On Pizza and Deadlines: Saras Sarasvathy Humanizes the Effectuation Process

When Saras Sarasvathy tells a story, the room goes pin-drop silent.  As she weaves her tale with big, captivating words and movements, she engages each listener to lean in a little closer, anticipating each new word until the bitter end.  The Darden professor and leading scholar (known worldwide for her work on the underlying foundation of high-performance entrepreneurship and her development of the effectuation school of thought) never leaves you with a disappointing ending – her stories frequently conclude with a witty joke, a touching moment, or an astute insight (or if you’re lucky, all of the above).  Undoubtedly, she understands humans and the way they tick.

2017 at the iLab has been boldly deemed the “Year of Effectuation,” a nod to the very framework that Saras developed, and the incubator’s programming reflects this focus and common language at every step.  But the biggest surprise thus far in the summer’s early weeks is the emphasis – echoed in all of last week’s presentations, from Evan Edwards to Saras herself – on humans and how integral they are to the process of creating and building any new venture.  

The story goes…get four “average” people in a room, give them a problem to solve, and supply them with pizza and a deadline, and they’ll come up with equally innovative – and more numerous – solutions to that problem than any creative genius could generate.  It’s a liberating idea, that “ordinary” people can make magic by working together, and it underscores the message Saras worked to impart on the cohort over the course of her workshop: that while the effectuation framework serves as a crucial skeleton for venture development, the people you involve along the way are going to be the beating heart of your business.  “But you do need that pizza and that deadline, by the way…” Saras said as she drew her anecdote to a close.  Noted – a bit of good fuel and a pinch of imposed discipline go a long way.

The implicit question reverberating around the room seemed to be something to the effect of: if it’s all about the people you bring on board – in her words, “it’s not the technology; it’s Steve Jobs” – then how can these ventures best seek out and take advantage of human moments and opportunities?  In true Darden professor fashion, Saras wasn’t about to simply hand them that answer, but she responded to this question with probing questions of her own, and she invited them to challenge and respond to one another’s queries as a collaborative team.  Soon enough, the room began buzzing with the energy of co-creation, and you could tell by the amused expression on her face that she clearly had this outcome in mind all along.  While the ensuing conversation produced many impactful takeaways, a few big ones have been distilled into the five ideas below.

5 Ways to Humanize Effectuation

  • See each person who provides feedback on your venture as someone who could potentially add value, and listen accordingly.

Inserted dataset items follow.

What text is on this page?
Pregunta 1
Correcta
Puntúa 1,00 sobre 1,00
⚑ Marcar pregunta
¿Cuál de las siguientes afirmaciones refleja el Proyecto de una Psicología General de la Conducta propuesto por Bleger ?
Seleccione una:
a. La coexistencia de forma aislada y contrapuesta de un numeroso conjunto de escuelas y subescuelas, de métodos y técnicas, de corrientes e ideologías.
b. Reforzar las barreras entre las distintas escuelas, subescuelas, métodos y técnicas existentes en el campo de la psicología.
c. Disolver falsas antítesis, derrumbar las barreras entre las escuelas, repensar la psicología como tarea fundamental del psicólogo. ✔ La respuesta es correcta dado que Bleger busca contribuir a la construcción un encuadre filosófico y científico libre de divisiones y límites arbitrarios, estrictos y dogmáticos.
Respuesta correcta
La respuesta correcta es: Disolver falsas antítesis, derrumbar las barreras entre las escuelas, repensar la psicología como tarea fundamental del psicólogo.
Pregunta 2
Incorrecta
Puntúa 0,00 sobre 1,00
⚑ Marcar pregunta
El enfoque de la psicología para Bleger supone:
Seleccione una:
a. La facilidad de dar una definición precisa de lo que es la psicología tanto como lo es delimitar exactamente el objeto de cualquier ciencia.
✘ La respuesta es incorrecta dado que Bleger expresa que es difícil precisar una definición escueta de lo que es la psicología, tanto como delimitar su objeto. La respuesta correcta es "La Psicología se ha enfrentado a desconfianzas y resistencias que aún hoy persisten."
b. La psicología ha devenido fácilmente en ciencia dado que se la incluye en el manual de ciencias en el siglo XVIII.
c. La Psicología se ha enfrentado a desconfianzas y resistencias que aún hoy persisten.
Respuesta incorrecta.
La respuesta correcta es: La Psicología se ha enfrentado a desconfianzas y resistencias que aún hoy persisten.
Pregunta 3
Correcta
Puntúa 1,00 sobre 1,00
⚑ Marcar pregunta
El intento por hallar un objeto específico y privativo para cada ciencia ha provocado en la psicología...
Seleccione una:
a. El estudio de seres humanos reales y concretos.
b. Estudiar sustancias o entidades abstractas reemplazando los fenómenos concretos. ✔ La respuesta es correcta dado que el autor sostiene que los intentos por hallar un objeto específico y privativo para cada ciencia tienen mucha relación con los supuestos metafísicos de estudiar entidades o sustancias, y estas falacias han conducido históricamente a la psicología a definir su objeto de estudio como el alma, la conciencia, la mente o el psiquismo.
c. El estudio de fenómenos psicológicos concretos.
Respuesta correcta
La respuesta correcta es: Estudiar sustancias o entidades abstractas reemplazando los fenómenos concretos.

The unexpected people and places are where a lot of value ultimately comes from.
  • Surround yourself with people who learn and experience the world differently than you do. They will serve as assets whom you could never replicate with a text book or website, and your business will benefit tremendously from these diverse perspectives.
  • The moment people give you advice, your job is to take that and turn it into some kind of commitment or form of skin in the game. When you give people emotional and psychological ownership in the venture, you get their buy-in in a deeper way.
  • Don’t let the perceived obligation of a quid-pro-quo relationship kill a conversation before it starts. Make the ask even if you don’t feel you have “something to offer.”  Together, you’ll discover how you might be able to help them in return.
  • “Talk like a human being” – rather than asking a new connection to be on your “board of advisors,” simply ask for their advice on something you’ve been contemplating, and they will become a de facto advisor.

 Fundamentally, according to Saras, “you can perfect your story or pitch…but the future does not actually exist until a couple people come together and make it happen.”  Fortunately for these ventures, the summer that lies ahead is the ultimate embodiment of the pizza/deadline environment.  They will have milestones to reach, they’ll have a finite stretch of time together, and word on the street is that they’ll frequently be fed (the verdict’s still out on whether pizza, in particular, will be involved).  Now’s the time to see what magic unfolds.